A Receita Federal não se conforma em abrir mão do privilégio de Segundo Credor nos casos de Recuperação Judicial. Talvez não esteja consciente de que se receber a vista o total do crédito, com até 300% de multa, além dos juros propositalmente elevados da SELIC, inviabilize a reestruturação da empresa em crise econômica. Em muitos casos, o vultoso crédito fiscal – impagável, mesmo em se mantendo sua preferência - decorreu da leniência na cobrança tempestiva e/ou da lenta e bufante locomotiva da Justiça ao subir as íngremes encostas das montanhas de processos. No caso da falida SULFABRIL (gerenciada por cooperativa de empregados, os ativos, inclusive a valiosa marca, teriam sido avaliados em R$ 86 milhões. Prepara-se a venda em leilão. Os débitos tributários alcançariam R$ 100 milhões. Pela regra atual, o valor de venda – bem feita – não seria suficiente para cobrir o crédito do Fisco, até porque os trabalhadores receberiam antes. Como ficariam os demais credores? Pelo projeto ora em suspenso (trabalhadores – com o privilégio limitado – Fisco e demais credores) - todos receberiam dentro das condições e cronograma de um projeto de reestruturação aprovado pela maioria dos credores, apurada em função do valor de seus créditos.

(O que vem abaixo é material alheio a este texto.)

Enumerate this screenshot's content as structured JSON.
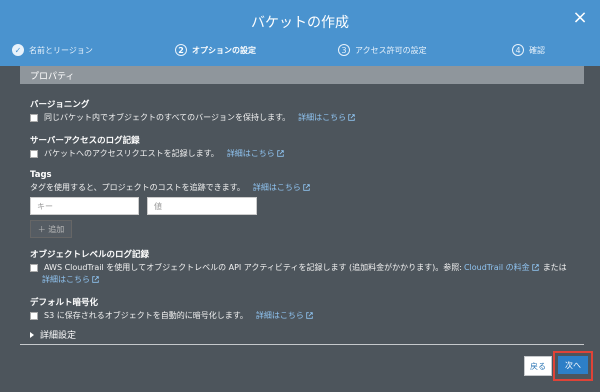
{
  "dialog": {
    "title": "バケットの作成",
    "close_label": "×",
    "steps": [
      {
        "number": "✓",
        "label": "名前とリージョン",
        "state": "done"
      },
      {
        "number": "2",
        "label": "オプションの設定",
        "state": "active"
      },
      {
        "number": "3",
        "label": "アクセス許可の設定",
        "state": "pending"
      },
      {
        "number": "4",
        "label": "確認",
        "state": "pending"
      }
    ]
  },
  "section": {
    "title": "プロパティ"
  },
  "versioning": {
    "title": "バージョニング",
    "description": "同じバケット内でオブジェクトのすべてのバージョンを保持します。",
    "link": "詳細はこちら"
  },
  "server_access_logging": {
    "title": "サーバーアクセスのログ記録",
    "description": "バケットへのアクセスリクエストを記録します。",
    "link": "詳細はこちら"
  },
  "tags": {
    "title": "Tags",
    "description": "タグを使用すると、プロジェクトのコストを追跡できます。",
    "link": "詳細はこちら",
    "key_placeholder": "キー",
    "value_placeholder": "値",
    "add_label": "＋ 追加"
  },
  "object_logging": {
    "title": "オブジェクトレベルのログ記録",
    "description": "AWS CloudTrail を使用してオブジェクトレベルの API アクティビティを記録します (追加料金がかかります)。参照:",
    "pricing_link": "CloudTrail の料金",
    "or": "または",
    "link": "詳細はこちら"
  },
  "default_encryption": {
    "title": "デフォルト暗号化",
    "description": "S3 に保存されるオブジェクトを自動的に暗号化します。",
    "link": "詳細はこちら"
  },
  "advanced": {
    "label": "詳細設定"
  },
  "footer": {
    "back_label": "戻る",
    "next_label": "次へ"
  }
}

Esse mesmo raciocínio cruel se inscreve nas mentes de alguns banqueiros que, obrigados pela regulamentação do Banco Central, a provisionar nos balanços os créditos de recebimento duvidoso, pleiteiam a sua dedutibilidade imediata dos lucros, para efeito de imposto de renda. Erraram quando da concessão do empréstimo. Agora, preferem apagar registros da falha, que incomodam alguns analistas de crédito e de investimento ao se defrontar com vultosas provisões, na hora de outorgarem o "rating" da instituição financeira.
Alguns sindicalistas lutam pela não imposição de limites aos direitos trabalhistas na falência, para que o superfaturamento desses créditos continue permitindo aos empregados receberem, graças ao seu privilégio, antes de qualquer outro credor, a totalidade dos bens da empresa . A cooperativa criada com esses ativos, consegue parcelar a dívida com o Fisco, e funcionários viram patrões, sob as asas do sindicato. Um belo socialismo tropicalista à custa dos demais credores, que ficam ali, na Ponta da Praia, em Santos, a admirar a passagem dos transatlânticos rumo ao Caribe, nos quais se refestelam, em plácido contubérnio, membros da Máfia das Falências.

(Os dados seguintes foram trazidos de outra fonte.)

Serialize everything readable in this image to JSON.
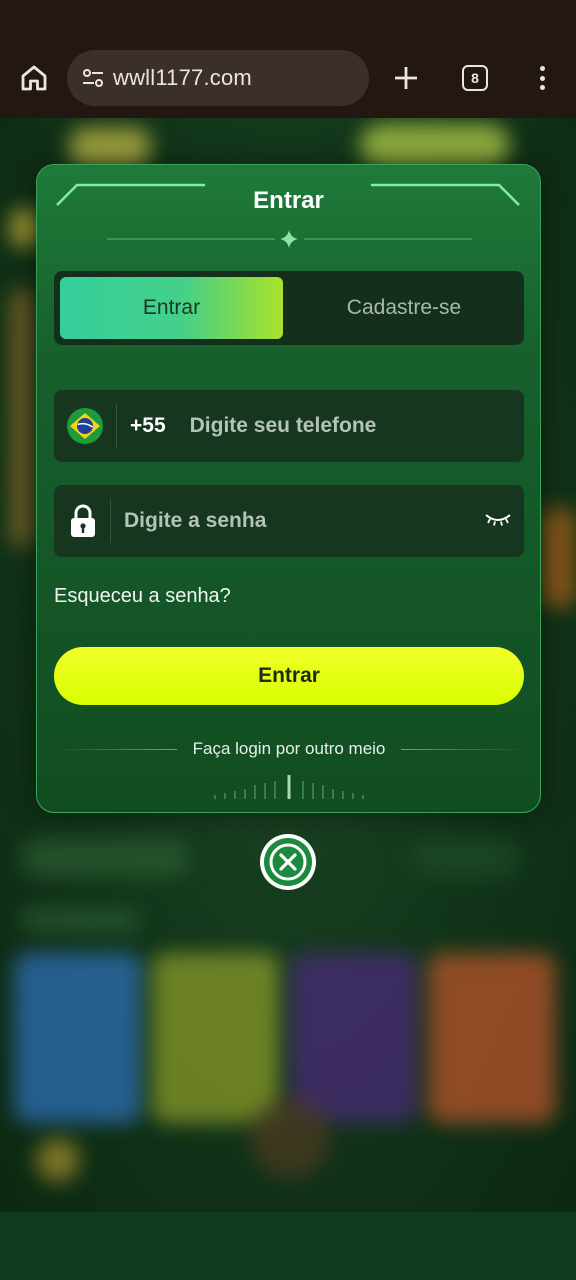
{
  "browser": {
    "url": "wwll1177.com",
    "tab_count": "8"
  },
  "modal": {
    "title": "Entrar",
    "tabs": [
      {
        "label": "Entrar",
        "active": true
      },
      {
        "label": "Cadastre-se",
        "active": false
      }
    ],
    "phone": {
      "country_code": "+55",
      "placeholder": "Digite seu telefone"
    },
    "password": {
      "placeholder": "Digite a senha"
    },
    "forgot_label": "Esqueceu a senha?",
    "submit_label": "Entrar",
    "other_login_label": "Faça login por outro meio"
  },
  "colors": {
    "accent_gradient_start": "#35cf9c",
    "accent_gradient_end": "#a8e22a",
    "button": "#e6ff00",
    "modal": "#1a6b33"
  }
}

Não, meu prezado Biolchi, meu caro Thomas, e demais valorosos participantes do grupo de estudos fomentado pelo ministro Palocci ; não se trata da Lei de Gerson, mas da combinação da Lei do Mínimo Esforço com a do Bom Proveito. Tanto as autoridades fazendárias quanto os banqueiros, perdem uma noite de sono quando descobrem que o grande devedor deixou de pagar as obrigações nos respectivos vencimentos. Depois passam o problema para seus advogados e já não se amofinam com as engrenagens lentas da máquina judicial. O efeito disso vai sendo eliminado pelo nefando aumento dos juros e da tributação.
Agora, alguns idealistas estão pretendendo reavivar os problemas enterrados na memória com sete pás de cal. O Ministro da Fazenda sabe que a soma das crises econômicas de empresas gera a crise econômica do País. Alguém abriu e leu em voz alta o artigo da Constituição que estabelece a função social da propriedade. Contudo, haverá novos custos de pessoal especializado – novos empregos, acréscimo da folha, despesas de treinamento, tempo dispendido no acompanhamento de milhares de casos.
Mãos aflitas revolvem as páginas do projeto. Cabeças não menos, giram reflexões! Será que vale a pena investir nessa modernidade legal? Será que a conservação de empregos e a continuidade da geração de tributos proporcionadas pela empresa recuperada compensam o novo esforço mental e financeiro para evitar ou recuperar a perda? Aprovando-se o texto da lei agora, enquanto juros altíssimos sufocam as empresas, não haverá uma enxurrada de pedidos de recuperação alegando crise provocada por atos do governo? Os sáurios da política se debatem nas margens sorumbáticas do lago Paranoá.
Espero que o bom senso e o desejo salutar de manter e desenvolver as atividades econômicas prevaleça sobre a aflição dos acomodados. Afinal de contas, a maioria do povo não votou por mudanças?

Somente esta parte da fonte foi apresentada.